What actuaries need to know about Agentic AI

actuarial

The insurance industry is caught in an AI gold rush, but not everything that glitters is fit for actuarial purposes.

According to AKUR8, as agentic AI shifts from hype to real-world deployment, pricing teams face a decision that could shape the next decade of their work: choose a tool designed for the job, or embed an opaque black box at the centre of their most heavily regulated process.

InsurTech firm AKUR8 recently talked about agentic AI for actuaries, what it is and why it matters.

Actuarial work carries a uniquely demanding standard that few other professions must balance. First is regulatory accountability, as pricing, reserving and capital models are submitted to regulators and signed off by certified professionals, meaning unexplainable outputs carry legal and compliance consequences.

Second is financial materiality: a flawed model does not simply generate a poor report, it can misprice risk and trigger adverse selection across an entire book of business. Third is the explainability standard, as actuaries must justify and defend every assumption in their models. A black box result is unacceptable, however accurate it may appear.

Understanding how AI arrived at this point helps clarify the stakes. Predictive AI moved actuaries beyond Excel, with multivariate models forecasting loss ratios, churn and underwriting tiers. Akur8 led this transformation in insurance, replacing legacy tooling with ML-powered pricing that paired statistical rigour with full transparency.

Generative AI then expanded capability from prediction to production, generating reports, code and analysis from natural language. However, regulators and practitioners have flagged its opaque decision-making and unpredictability, leaving it vulnerable to errors, hallucinations and misuse, a fundamental barrier for professionals whose outputs carry regulatory weight.

Agentic AI represents the next leap. These systems plan, decide and execute multi-step tasks with a degree of autonomy, shifting from answering questions to completing missions.

According to McKinsey’s State of AI 2025 report, 62% of organisations are at least experimenting with AI agents, while 23% report scaling agentic systems within at least one business function. Yet no more than 10% of respondents in any given function say their organisations are scaling agents broadly.

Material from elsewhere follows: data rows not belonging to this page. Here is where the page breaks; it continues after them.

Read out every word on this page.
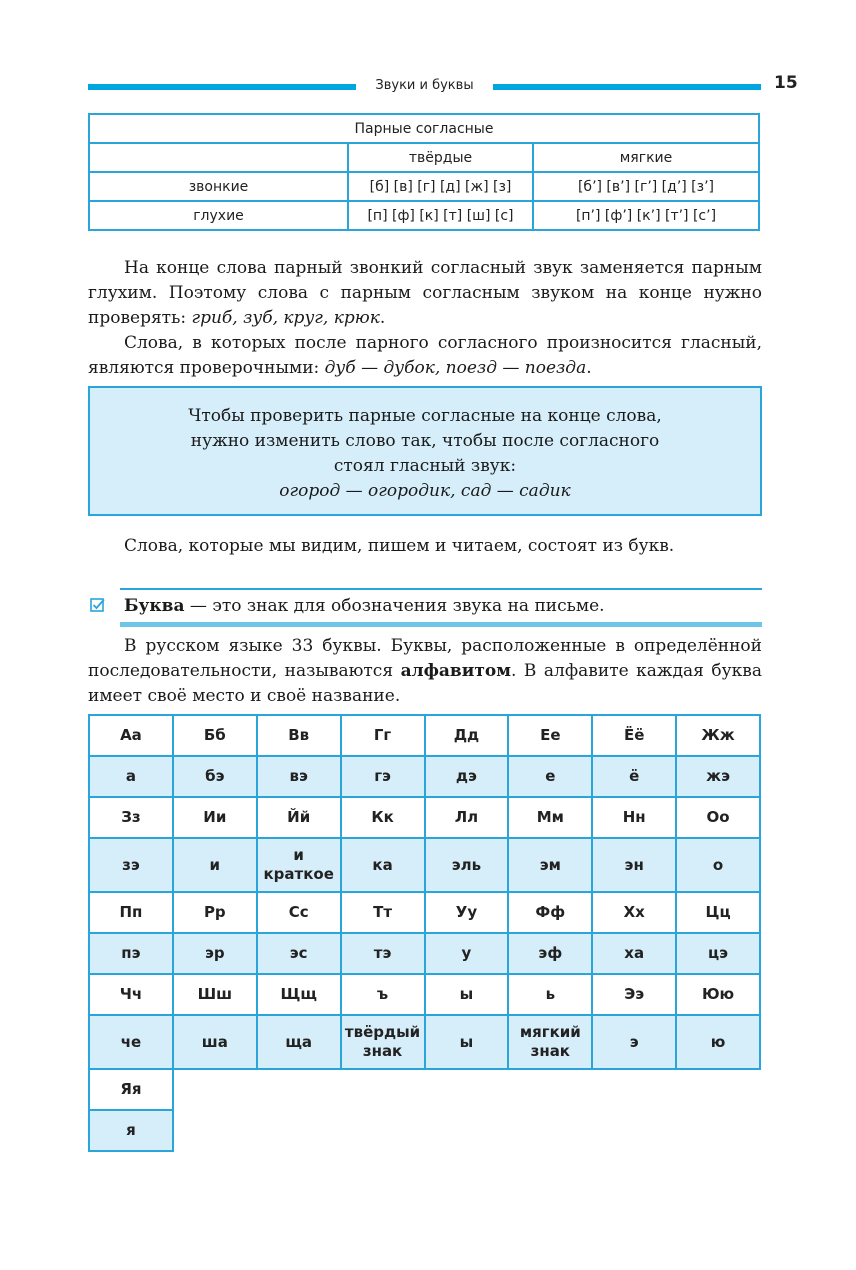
Звуки и буквы	15
Парные согласные		
	твёрдые	мягкие
звонкие	[б] [в] [г] [д] [ж] [з]	[б’] [в’] [г’] [д’] [з’]
глухие	[п] [ф] [к] [т] [ш] [с]	[п’] [ф’] [к’] [т’] [с’]

На конце слова парный звонкий согласный звук заменяется парным глухим. Поэтому слова с парным согласным звуком на конце нужно проверять: гриб, зуб, круг, крюк.

Слова, в которых после парного согласного произносится гласный, являются проверочными: дуб — дубок, поезд — поезда.

Чтобы проверить парные согласные на конце слова,
нужно изменить слово так, чтобы после согласного
стоял гласный звук:
огород — огородик, сад — садик

Слова, которые мы видим, пишем и читаем, состоят из букв.

Буква — это знак для обозначения звука на письме.

В русском языке 33 буквы. Буквы, расположенные в определённой последовательности, называются алфавитом. В алфавите каждая буква имеет своё место и своё название.

Аа	Бб	Вв	Гг	Дд	Ее	Ёё	Жж
а	бэ	вэ	гэ	дэ	е	ё	жэ
Зз	Ии	Йй	Кк	Лл	Мм	Нн	Оо
зэ	и	и краткое	ка	эль	эм	эн	о
Пп	Рр	Сс	Тт	Уу	Фф	Хх	Цц
пэ	эр	эс	тэ	у	эф	ха	цэ
Чч	Шш	Щщ	ъ	ы	ь	Ээ	Юю
че	ша	ща	твёрдый знак	ы	мягкий знак	э	ю
Яя							
я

The danger with the wrong agentic AI is compounding error. Without human checkpoints, a flawed assumption made early can propagate through a workflow, affecting model structure, variable selection and ultimately the rates reaching policyholders. Layer on regulatory requirements around explainability and filing documentation, and an agentic AI without actuarial grounding becomes a liability rather than a tool.

Done properly, agentic AI should free actuaries from execution while they retain judgment. That includes automating tedious rating structure updates, generating reports from reusable templates, guiding formula building, flagging variable issues before modelling, working across languages, and leveraging competitor rate filings as a strategic baseline.

McKinsey’s data shows AI agent adoption in insurance scaling fastest in risk, legal and compliance (16%) and knowledge management (16%), while product development and strategy, where actuaries have the greatest impact, sit at just 0-2%. Akur8 argues that gap reflects a lack of fit-for-purpose tools rather than irrelevance.

Its Akur8 Agents run directly on the company’s platform infrastructure, grounding outputs in its ML-native pricing foundation, with prompts and data never reused for training, every action visible and nothing changing without approval.